Kim's canvas, filled with neatly refined shapes and rectangular cubes, is regarded as his reaction to Minimalism. The artist, however, still sticks to the rendition of realistic images by employing the method of shading and sand as a main medium. Kim, however, emphasizes the subject's own will to make images, seeing them not merely as objects of a painting. He intentionally highlights certain conflicting viewpoints and scales, as seen from multiple visual angles, disregarding the notion of perspective based on one vanishing point that has been pervasive since the Renaissance.
By doing this, Kim seems closer to approaching the subject he has pursued throughout his career. At the initial stage, he intended to unveil the gap between images and reality by representing them as realistically as possible.
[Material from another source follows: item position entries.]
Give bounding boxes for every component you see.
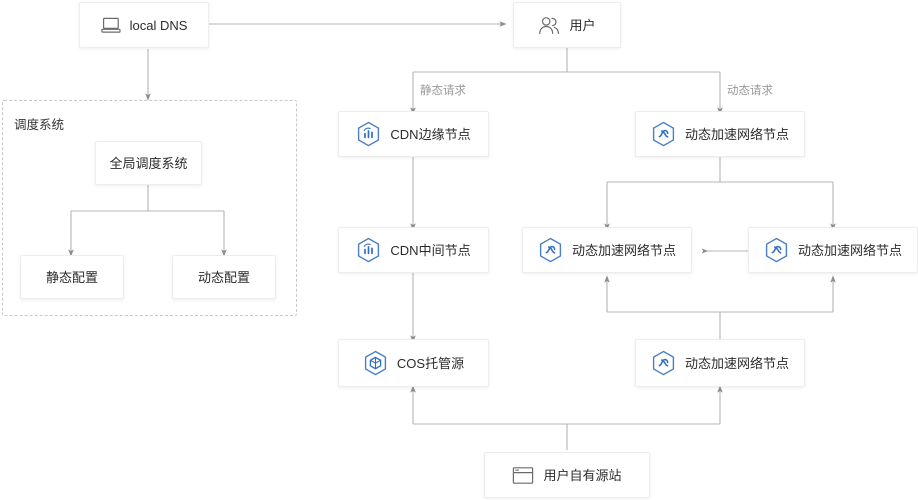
node-dsa-bottom[interactable]: 动态加速网络节点	[635, 339, 805, 387]
edge-origin-to-cos	[413, 389, 720, 450]
edge-dsabottom-to-dsamidleft	[607, 279, 833, 339]
node-customer-origin-label: 用户自有源站	[543, 467, 622, 483]
node-local-dns[interactable]: local DNS	[79, 2, 209, 48]
node-dsa-mid-right[interactable]: 动态加速网络节点	[748, 227, 918, 273]
dsa-hex-icon	[764, 237, 789, 264]
edge-user-to-cdn-edge	[413, 48, 720, 111]
node-static-config[interactable]: 静态配置	[20, 255, 124, 299]
node-user[interactable]: 用户	[513, 2, 621, 48]
node-global-scheduler-label: 全局调度系统	[109, 155, 188, 171]
node-cdn-edge[interactable]: CDN边缘节点	[338, 111, 489, 157]
cdn-hex-icon	[356, 121, 381, 148]
node-dsa-mid-right-label: 动态加速网络节点	[797, 242, 902, 258]
node-cdn-edge-label: CDN边缘节点	[390, 126, 471, 142]
diagram-canvas: 调度系统 local DNS 用户 全局调度系统 静态配置 动态配置 静态请求 …	[0, 0, 918, 500]
node-dsa-mid-left[interactable]: 动态加速网络节点	[522, 227, 692, 273]
node-dsa-mid-left-label: 动态加速网络节点	[571, 242, 676, 258]
node-global-scheduler[interactable]: 全局调度系统	[95, 141, 202, 185]
cos-hex-icon	[363, 350, 388, 377]
dsa-hex-icon	[538, 237, 563, 264]
scheduling-system-title: 调度系统	[14, 118, 65, 132]
node-cos-origin[interactable]: COS托管源	[338, 339, 489, 387]
edge-label-dynamic-request: 动态请求	[727, 85, 773, 97]
node-static-config-label: 静态配置	[45, 269, 98, 285]
cdn-hex-icon	[356, 237, 381, 264]
node-user-label: 用户	[569, 17, 596, 33]
browser-window-icon	[512, 466, 534, 485]
edge-dsatop-to-dsamidleft	[607, 157, 833, 227]
users-icon	[538, 16, 560, 35]
dsa-hex-icon	[651, 350, 676, 377]
node-local-dns-label: local DNS	[129, 17, 188, 33]
laptop-icon	[100, 17, 121, 34]
node-customer-origin[interactable]: 用户自有源站	[484, 452, 650, 498]
node-dsa-top-label: 动态加速网络节点	[684, 126, 789, 142]
node-cdn-middle[interactable]: CDN中间节点	[338, 227, 489, 273]
edge-label-static-request: 静态请求	[420, 85, 466, 97]
node-dynamic-config[interactable]: 动态配置	[172, 255, 276, 299]
node-dsa-bottom-label: 动态加速网络节点	[684, 355, 789, 371]
node-dynamic-config-label: 动态配置	[197, 269, 250, 285]
node-dsa-top[interactable]: 动态加速网络节点	[635, 111, 805, 157]
dsa-hex-icon	[651, 121, 676, 148]
node-cdn-middle-label: CDN中间节点	[390, 242, 471, 258]
node-cos-origin-label: COS托管源	[396, 355, 465, 371]
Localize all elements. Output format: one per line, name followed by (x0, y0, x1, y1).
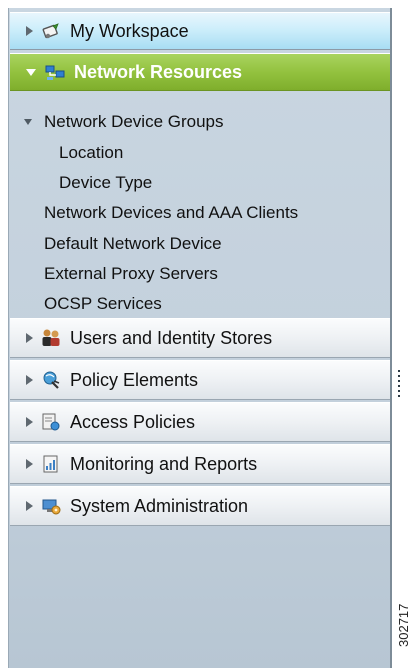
collapsed-arrow-icon (26, 333, 33, 343)
tree-item-device-type[interactable]: Device Type (59, 169, 152, 197)
collapsed-arrow-icon (26, 375, 33, 385)
drawer-label: Policy Elements (70, 369, 199, 390)
tree-item-location[interactable]: Location (59, 139, 123, 167)
tree-item-label: Location (59, 143, 124, 162)
tree-item-ocsp-services[interactable]: OCSP Services (44, 290, 162, 318)
collapsed-arrow-icon (26, 459, 33, 469)
tree-item-label: External Proxy Servers (44, 264, 218, 283)
tree-item-label: Network Devices and AAA Clients (44, 203, 299, 222)
collapsed-arrow-icon (26, 417, 33, 427)
collapsed-arrow-icon (26, 501, 33, 511)
tree-item-external-proxy-servers[interactable]: External Proxy Servers (44, 260, 218, 288)
monitoring-icon (41, 454, 61, 474)
drawer-system-administration[interactable]: System Administration (10, 486, 390, 526)
tree-item-label: Default Network Device (44, 234, 222, 253)
drawer-access-policies[interactable]: Access Policies (10, 402, 390, 442)
drawer-my-workspace[interactable]: My Workspace (10, 12, 390, 50)
drawer-users-and-identity-stores[interactable]: Users and Identity Stores (10, 318, 390, 358)
tree-item-default-network-device[interactable]: Default Network Device (44, 230, 222, 258)
policy-elements-icon (41, 370, 61, 390)
navigation-panel: My Workspace Network Resources Network D… (8, 8, 400, 668)
drawer-policy-elements[interactable]: Policy Elements (10, 360, 390, 400)
tree-item-label: Device Type (59, 173, 153, 192)
tree-item-label: Network Device Groups (44, 112, 224, 131)
tree-item-network-devices-and-aaa-clients[interactable]: Network Devices and AAA Clients (44, 199, 298, 227)
drawer-label: My Workspace (70, 20, 189, 41)
users-icon (41, 328, 61, 348)
drawer-monitoring-and-reports[interactable]: Monitoring and Reports (10, 444, 390, 484)
expanded-arrow-icon (26, 68, 36, 76)
collapsed-arrow-icon (26, 26, 33, 36)
system-admin-icon (41, 496, 61, 516)
drawer-label: Network Resources (74, 61, 243, 82)
tree-item-network-device-groups[interactable]: Network Device Groups (10, 108, 390, 136)
access-policies-icon (41, 412, 61, 432)
panel-resize-handle[interactable] (398, 370, 400, 400)
drawer-network-resources[interactable]: Network Resources (10, 53, 390, 91)
network-resources-icon (45, 62, 65, 82)
workspace-icon (41, 21, 61, 41)
expanded-triangle-icon (24, 119, 32, 125)
drawer-label: System Administration (70, 495, 249, 516)
drawer-label: Monitoring and Reports (70, 453, 258, 474)
drawer-label: Users and Identity Stores (70, 327, 273, 348)
tree-item-label: OCSP Services (44, 294, 162, 313)
figure-id: 302717 (396, 604, 411, 648)
drawer-label: Access Policies (70, 411, 196, 432)
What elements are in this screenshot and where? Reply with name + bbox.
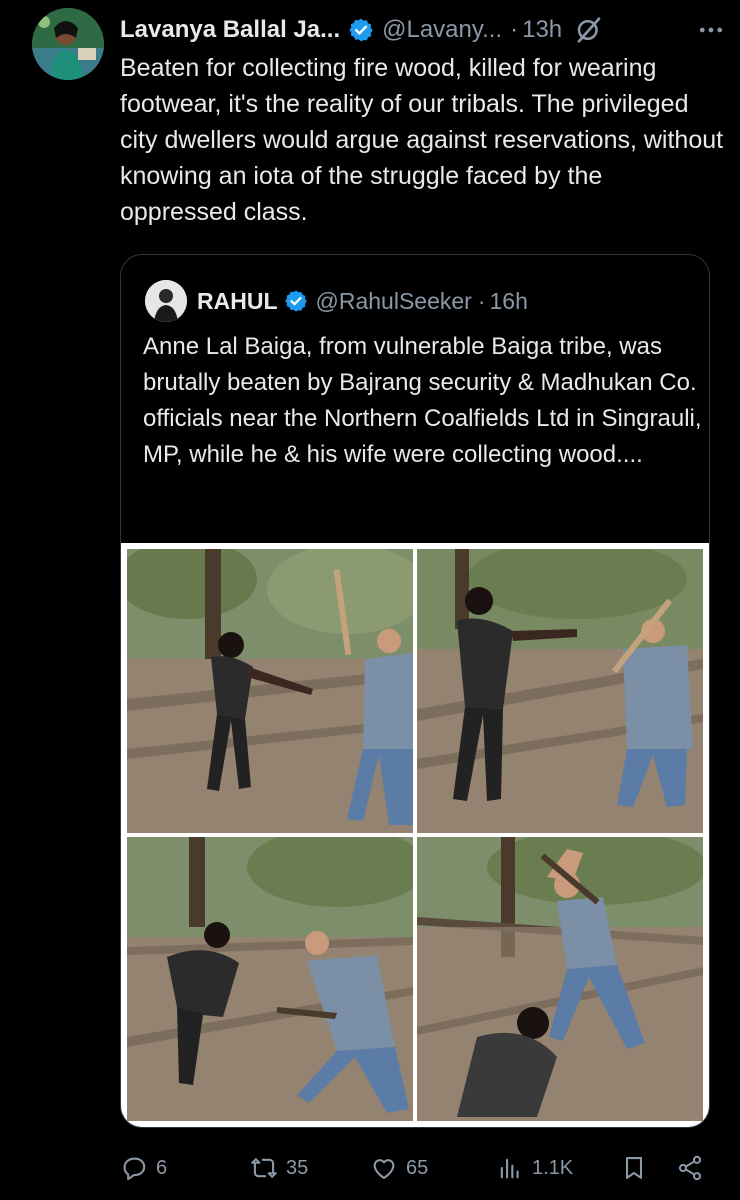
bookmark-button[interactable] [620,1148,648,1188]
view-count: 1.1K [532,1156,574,1179]
repost-icon [251,1158,277,1178]
verified-badge-icon [349,18,373,42]
quoted-author-avatar[interactable] [145,280,187,322]
repost-count: 35 [286,1156,309,1179]
reply-icon [123,1157,146,1181]
post-header: Lavanya Ballal Ja... @Lavany... · 13h [120,10,726,50]
photo-3-image [127,837,413,1121]
quoted-author-name[interactable]: RAHUL [197,288,278,315]
bookmark-icon [625,1157,643,1179]
photo-2-image [417,549,703,833]
post-text: Beaten for collecting fire wood, killed … [120,54,724,226]
quoted-post-header: RAHUL @RahulSeeker · 16h [145,279,528,323]
views-icon [500,1158,519,1179]
author-avatar-image [32,8,104,80]
author-handle[interactable]: @Lavany... [382,16,502,44]
author-name[interactable]: Lavanya Ballal Ja... [120,16,340,44]
photo-4-image [417,837,703,1121]
share-button[interactable] [676,1148,704,1188]
repost-button[interactable]: 35 [250,1148,308,1188]
quoted-post-time[interactable]: 16h [490,288,528,315]
photo-4[interactable] [417,837,703,1121]
quoted-post[interactable]: RAHUL @RahulSeeker · 16h Anne Lal Baiga,… [120,254,710,1128]
more-icon[interactable] [696,15,726,45]
action-bar: 6 35 65 1.1K [120,1148,714,1188]
photo-2[interactable] [417,549,703,833]
quoted-avatar-image [145,280,187,322]
post-time[interactable]: 13h [522,16,562,44]
quoted-post-text: Anne Lal Baiga, from vulnerable Baiga tr… [143,333,702,468]
photo-3[interactable] [127,837,413,1121]
separator-dot: · [477,287,486,314]
photo-1[interactable] [127,549,413,833]
like-icon [373,1159,395,1179]
like-button[interactable]: 65 [370,1148,428,1188]
photo-1-image [127,549,413,833]
verified-badge-icon [284,290,307,312]
quoted-author-handle[interactable]: @RahulSeeker [316,288,472,315]
grok-icon[interactable] [574,15,604,45]
media-grid [121,543,709,1127]
reply-button[interactable]: 6 [120,1148,167,1188]
author-avatar[interactable] [32,8,104,80]
like-count: 65 [406,1156,429,1179]
reply-count: 6 [156,1156,168,1179]
views-button[interactable]: 1.1K [496,1148,573,1188]
share-icon [678,1155,702,1181]
separator-dot: · [510,16,519,43]
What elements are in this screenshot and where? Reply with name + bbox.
He finally approaches the unification of an object's reality and the reality of his reproduced images through the repetition of rectangular shapes, constructional rhythms, equilibrium, and the variable directions of visual angles. His pursuit of such unification is executed through his working method performed in a state of self-oblivion.
Nonetheless, there is still a dilemma left in Kim's brick paintings. He still maintains two-dimensionality, despite generating three-dimensional illusions or the reality of an object by employing shading and adjusting the prominence and depression. As his bricks were dependent on his imagination, his work can seem more artistic, but in fact they are farther away from the concept of real images and seem to bring about other illusions. Although Kim recently has taken on this new challenge and tried to rid his work of such illusion, it remains difficult as he continues to use bricks as his main subject matter.
Rather, when his oeuvre including recent pieces are entirely reviewed, Kim's brick painting appears closer to a formative, aesthetic game between the entity and reproduction of a brick, reality and illusion, plane and cube, figuration and abstraction, reality and imagination, and, as an art critic properly pointed out, the confrontation between what we see and what is seen. Even though dealing with the subjects that easily degenerate into epistemological, rather conceptual puns or fallacies, Kim approaches them with his distinguished skill, refined sensation, and intuition. That seems to be the kernel of his aesthetics.
In this sense, his brick painting has to be understood as an exploration of form to discover the true meaning of reproduction and hyper-realistic optical tricks by shattering the fixed notions we have about them. Kim's belief that he is able to transcend the phenomenal world of images through his infatuation and unification can surely become salvation and solace for those engaging in art as well as the artist himself.